Robot Jahat

Dirman Rohani
Chapter #17

Rumah Biner

Deni dan Hendra menginap di rumah Andi, dan pagi ini, masih pagi sekali, menggunakan mobil ayah Andi, ketiganya menuju sebuah tempat sebelum halte perumahan Camar Laut. Teuga sedang menanti mereka di sana.

Setiba di tempat itu, Andi langsung menyembunyikan mobilnya ke balik semak-semak dekat kaki bukit yang tidak terlalu jauh dari dermaga kecil tempat Pak Montir menambat kapal cepat-nya, lalu mereka berjalan kaki menyeberang jalan, dan begitu sampai di dermaga, mereka segera menguasai kapal cepat itu. Andi dan Hendra menarik jangkarnya, dan Teuga langsung naik ke ruang kemudi.

“Bau belerang,” kata Deni, ia lalu membekap hidungnya.

Andi meraih senter yang tergantung di dinding kapal. Sinar lampu senter yang tajam mampu menembus hingga dasar perairan yang sedang surut sehingga koloni terumbu karang di dalamnya bisa terlihat dengan jelas. “Itu!”

Ikan-ikan kecil terlihat mengapung di permukaan air.

“Pasti mabuk karena belerang,” kata Hendra, ia lalu mendekatkan kepalanya ke permukaan air. “An! Buih apa itu?!”

Sorot sinar senter diarahkan ke sana oleh Andi, ternyata benar apa yang dilihat Hendra. Di tempat-tempat tertentu di dalam air terlihat gelembung-gelembung kecil yang keluar dari celah-celah batu karang.

“Ayo!

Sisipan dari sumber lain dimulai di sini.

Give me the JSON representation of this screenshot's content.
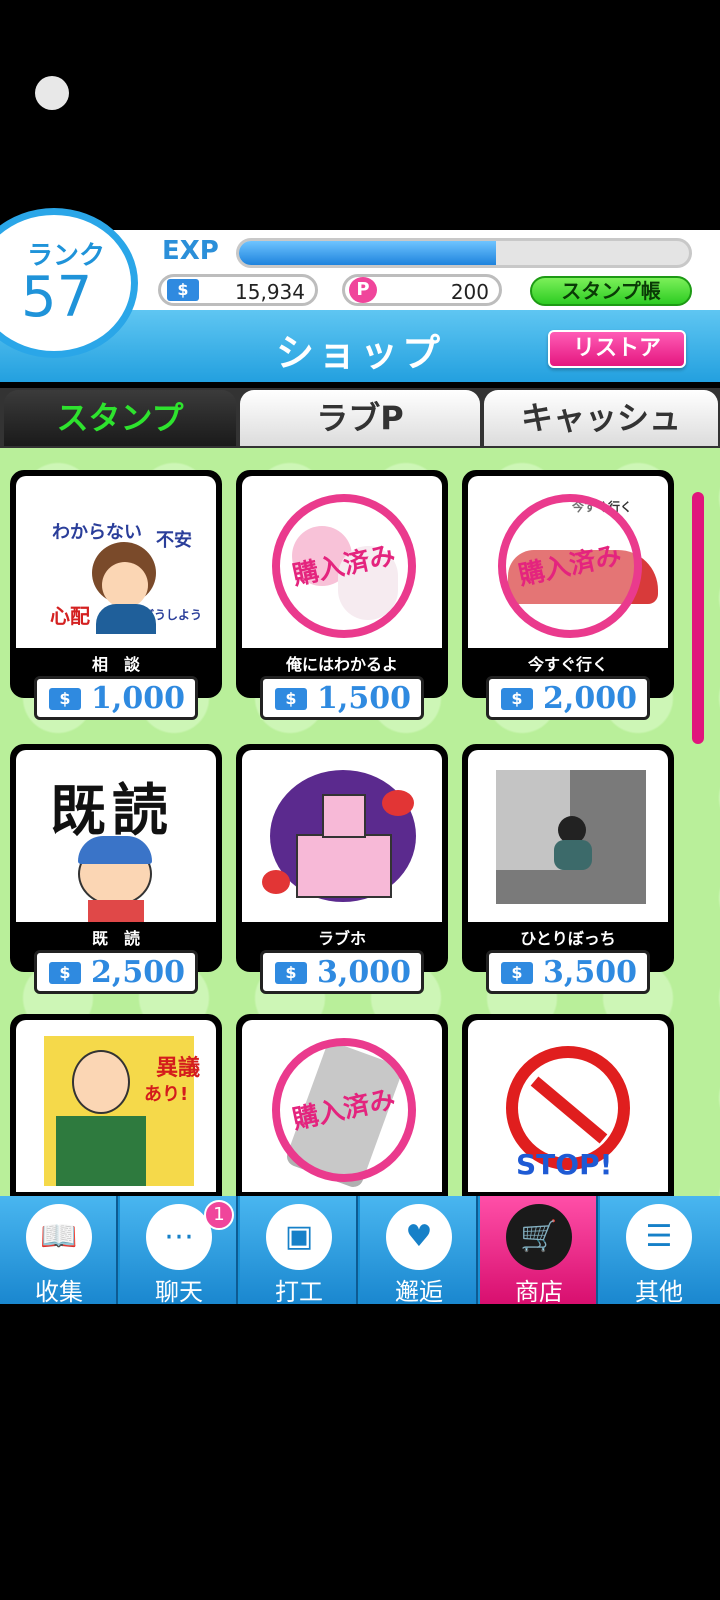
{
  "header": {
    "rank_label": "ランク",
    "rank_value": "57",
    "exp_label": "EXP",
    "exp_progress": 0.57,
    "money": "15,934",
    "love_points": "200",
    "money_icon": "$",
    "love_icon": "P",
    "stamp_book_label": "スタンプ帳"
  },
  "titlebar": {
    "title": "ショップ",
    "restore_label": "リストア"
  },
  "tabs": [
    {
      "label": "スタンプ",
      "active": true
    },
    {
      "label": "ラブP",
      "active": false
    },
    {
      "label": "キャッシュ",
      "active": false
    }
  ],
  "stamps": [
    {
      "name": "相　談",
      "price": "1,000",
      "purchased": false,
      "art": [
        "わからない",
        "不安",
        "心配",
        "どうしよう"
      ]
    },
    {
      "name": "俺にはわかるよ",
      "price": "1,500",
      "purchased": true,
      "art": []
    },
    {
      "name": "今すぐ行く",
      "price": "2,000",
      "purchased": true,
      "art": [
        "今すぐ行く"
      ]
    },
    {
      "name": "既　読",
      "price": "2,500",
      "purchased": false,
      "art": [
        "既読"
      ]
    },
    {
      "name": "ラブホ",
      "price": "3,000",
      "purchased": false,
      "art": []
    },
    {
      "name": "ひとりぼっち",
      "price": "3,500",
      "purchased": false,
      "art": []
    },
    {
      "name": "",
      "price": "",
      "purchased": false,
      "art": [
        "異議",
        "あり!"
      ]
    },
    {
      "name": "",
      "price": "",
      "purchased": true,
      "art": []
    },
    {
      "name": "",
      "price": "",
      "purchased": false,
      "art": [
        "STOP!"
      ]
    }
  ],
  "purchased_label": "購入済み",
  "nav": [
    {
      "label": "收集",
      "icon": "book-icon"
    },
    {
      "label": "聊天",
      "icon": "chat-icon",
      "badge": "1"
    },
    {
      "label": "打工",
      "icon": "briefcase-icon"
    },
    {
      "label": "邂逅",
      "icon": "keyhole-heart-icon"
    },
    {
      "label": "商店",
      "icon": "cart-icon",
      "active": true
    },
    {
      "label": "其他",
      "icon": "menu-list-icon"
    }
  ],
  "colors": {
    "accent_blue": "#2aa6e8",
    "accent_pink": "#e4177f",
    "tab_active_green": "#2ee32e",
    "grid_bg": "#b9ef9a"
  }
}
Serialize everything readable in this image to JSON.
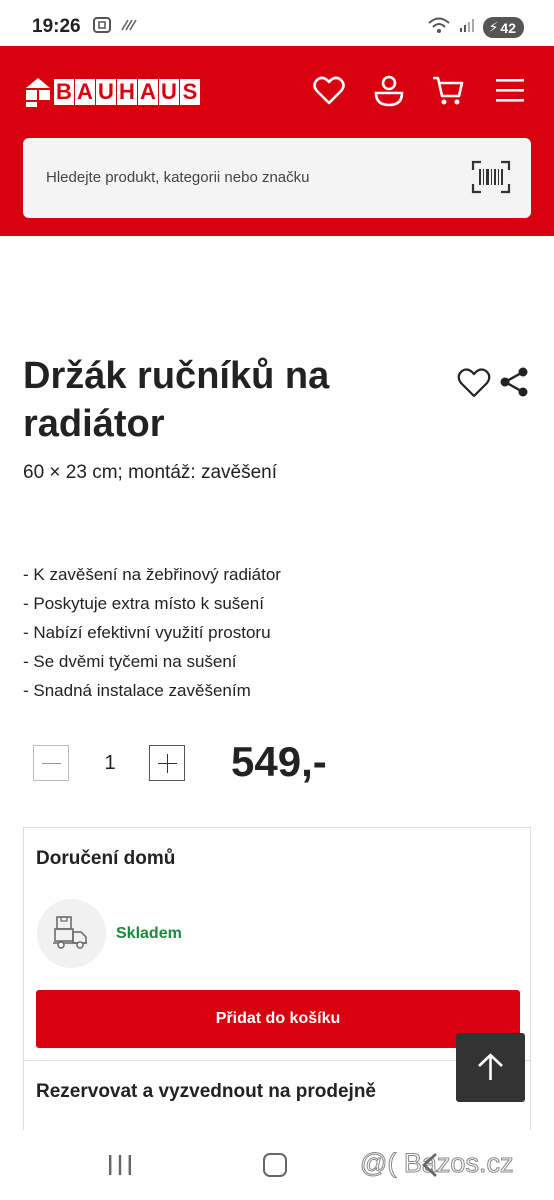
{
  "status_bar": {
    "time": "19:26",
    "battery": "42",
    "icons": [
      "screenshot-icon",
      "nfc-icon",
      "wifi-icon",
      "signal-icon",
      "battery-icon"
    ]
  },
  "header": {
    "logo_letters": [
      "B",
      "A",
      "U",
      "H",
      "A",
      "U",
      "S"
    ],
    "logo_alt": "BAUHAUS",
    "brand_color": "#d8000f",
    "icons": [
      "favorites-icon",
      "account-icon",
      "cart-icon",
      "menu-icon"
    ]
  },
  "search": {
    "placeholder": "Hledejte produkt, kategorii nebo značku",
    "icon": "barcode-scan-icon"
  },
  "product": {
    "title": "Držák ručníků na radiátor",
    "subtitle": "60 × 23 cm; montáž: zavěšení",
    "features": [
      "- K zavěšení na žebřinový radiátor",
      "- Poskytuje extra místo k sušení",
      "- Nabízí efektivní využití prostoru",
      "- Se dvěmi tyčemi na sušení",
      "- Snadná instalace zavěšením"
    ],
    "quantity": "1",
    "price": "549,-"
  },
  "delivery": {
    "title": "Doručení domů",
    "stock_status": "Skladem",
    "stock_color": "#1c8a3b",
    "add_to_cart": "Přidat do košíku",
    "reserve_title": "Rezervovat a vyzvednout na prodejně"
  },
  "watermark": "@( Bazos.cz"
}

Kita harus cepat.” Terdengar suara Teuga dari ruang kemudi.

Kapal cepat meninggalkan hutan bakau dan menerobos kabut pagi yang masih bermain-main di atas permukaan air. Tentu saja aksi mereka ini tanpa sepengetahuan Pak Montir dan burung-burung bangau yang masih terlelap.

Satu jam kemudian, fajar pun menyingsing. Sinar matahari mulai menyoroti lautan.

“Kita sudah tiba di zona padang lamun!” teriak Andi.

“Tahu dari mana?” tanya Deni.

“Itu lihat!"

Sejauh mata mereka memandang hanya terlihat hamparan rumput di dalam air yang penuh sesak dengan ikan kecil berwarna-warni. Andi sudah menyaksikan pemandangan ini ketika bersama ayahnya. “Berarti hamparan sampah itu sudah dekat,” katanya.

“Berapa jauh lagi?” tanya Hendra.

“Melewati padang lamun ini, kira-kira satu jam lagi. Dulu ayahku salah seorang relawan yang ikut merestorasinya. Rumput itu tempat bernaung biota laut, mencegah terjadi abrasi, juga sangat berperan terhadap mitigasi karbon.”

"Percuma saja karena masih banyak sampah plastik di sana!" teriak Hendra.

“Jadi hamparan sampah itu ada di lautan tak bertuan, ya?” tanya Deni.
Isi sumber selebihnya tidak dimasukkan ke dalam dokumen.